March 29, 2024

Mary Karr’s Truth

In September I had the great honor of interviewing Mary Karr, whose claim to fame is this little feat of having penned three best-selling memoirs(!). Karr’s new book is The Art of Memoir, and reading it is like having a front row seat to one of her exclusive graduate seminars, which you’ll never get into in real life because they’re so darn competitive.

To start, I highly recommend this book to any student of memoir, anyone who’s trying to write a memoir, and anyone who’s ever written a memoir. But this post is not about my interview or why The Art of Memoir is a great book, but about her chapter on truth, and Mary’s take on truth.

“The Truth Contract Twixt Writer and Reader” is the title of Chapter 2, and Mary is a clear champion of truth. But she also alludes to a scale of truth. She specifically speaks to the liberties she’s taken in writing her memoirs, from recreating dialogue to blurring details to telescoping time. These are all elements of good craft in the genre, and the kinds of things memoirists must learn how to do if they want to tell a good story, but Mary assumes in the writing of this chapter a certain level of nimble thinking that perhaps she’s used to because of the caliber of people she hangs out with at Syracuse University. The problem is that the average human thinks in very black-or-white terms, and while Mary is clearly railing against liars in this chapter, she is also very explicitly giving writers permission not to sweat the small stuff.

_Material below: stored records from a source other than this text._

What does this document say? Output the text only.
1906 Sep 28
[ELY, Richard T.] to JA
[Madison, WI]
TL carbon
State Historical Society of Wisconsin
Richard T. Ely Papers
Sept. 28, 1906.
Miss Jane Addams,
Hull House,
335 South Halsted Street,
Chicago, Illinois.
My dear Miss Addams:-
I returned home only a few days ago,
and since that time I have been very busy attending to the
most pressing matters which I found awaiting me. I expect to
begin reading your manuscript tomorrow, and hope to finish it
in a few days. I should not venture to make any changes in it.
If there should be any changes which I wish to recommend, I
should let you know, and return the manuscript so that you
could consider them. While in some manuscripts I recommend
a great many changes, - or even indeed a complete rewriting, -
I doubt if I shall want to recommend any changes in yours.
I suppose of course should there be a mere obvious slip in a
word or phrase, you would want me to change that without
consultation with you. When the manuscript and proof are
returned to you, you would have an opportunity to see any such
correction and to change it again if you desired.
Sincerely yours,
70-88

In preparation for my own interview with her, I watched another interview in which Mary talked about her writing process and her search for the truth as “pulling at taffy.” I loved this image, and I immediately started incorporating the concept into my own teaching. The taffy itself remains the substance it is, but you can shape it and mold it and make it submit to your will. Mary is asserting that truth’s essence must remain pure and intact, like taffy, and that it continue to be taffy, and not be taken by someone who messes with it, does some trick of the hand, and then comes back with roast beef and tries to pass it off as taffy. It’s that simple.

But again, I’m going to suggest that because she deigns to enter into the gray zone—where good memoir is written, by the way—a lot of nuance might be lost on the average reader. And, I would argue, even on intelligent readers. The New York Times review of The Art of Memoir dinged Mary for her take on “truth,” writing:

She rails against “big fat liars” like James Frey (A Million Little Pieces, which he claimed was only 5 percent dishonest according to a page count) and Greg Mortenson (Three Cups of Tea). But she also tells students that they can fudge details, as long as the detail helps give an important memory an air of authenticity.

In my interview with Mary I asked her about this and her response was swift and to the point: “My guess is that she [NYT reviewer Janet Maslin] didn’t read the book.”

The weekend after our interview Mary came out with a Los Angeles Times piece that was at least partly rebuttal, in which she wrote:

Janet Maslin claims that I urge memoirists to “fudge details.” For evidence, she cites the line “Surely I misremember all kinds of stuff.” I note that the boy I kissed who was chewing Juicy Fruit in memory was perhaps partial to another brand in fact. Forget that he signed off on the Juicy Fruit. I’m saying we could both be wrong.

But I don’t fault Maslin. She’s just parroting the standard wisdom that memoirists are avowed fabulists. The best ones are wrestling with memory as we all do, trying to make sense of our messy, complicated lives.

If I were reading between the lines here, and in Chapter 2 of The Art of Memoir, I’d guess that Mary has spent a lot of years feeling compelled to defend her own “truth.” She’s examined truth in ways that few other writers have. After all, she’s subjected herself to three memoirs—more than the average writer of memoir to be sure. And she works with students. I know from experience that memoir students are obsessed with the truth. They worry and hand-wring and freak out in all kinds of ways. You learn as a teacher to talk those people down, to try to give them tools to just keep writing. You didn’t grow up wearing a tape recorder strapped to your hip. A memoir is your interpretation of events. It’s the emotional truth that matters. Keep writing.

Mary is advocating that writers not be chained to exactitudes. But in giving this kind of permission, she is opening the door to a small battleground where absolutists are going to have a field day with her. For black-and-white thinkers there is truth or not truth. There is nothing in between. If black-and-white thinkers ruled the world of memoir, stories would be boring, lawsuits would be commonplace, and memoir would be even more a form of torture than Mary professes it already is.

Aspiring memoirists of nimble mind will find that Mary’s points might just set them free. For those who wrestle with her ideas, unable to grasp the difference between pulling at taffy and creating scenes from whole cloth, The Art of Memoir may instead burn a whole in their brains.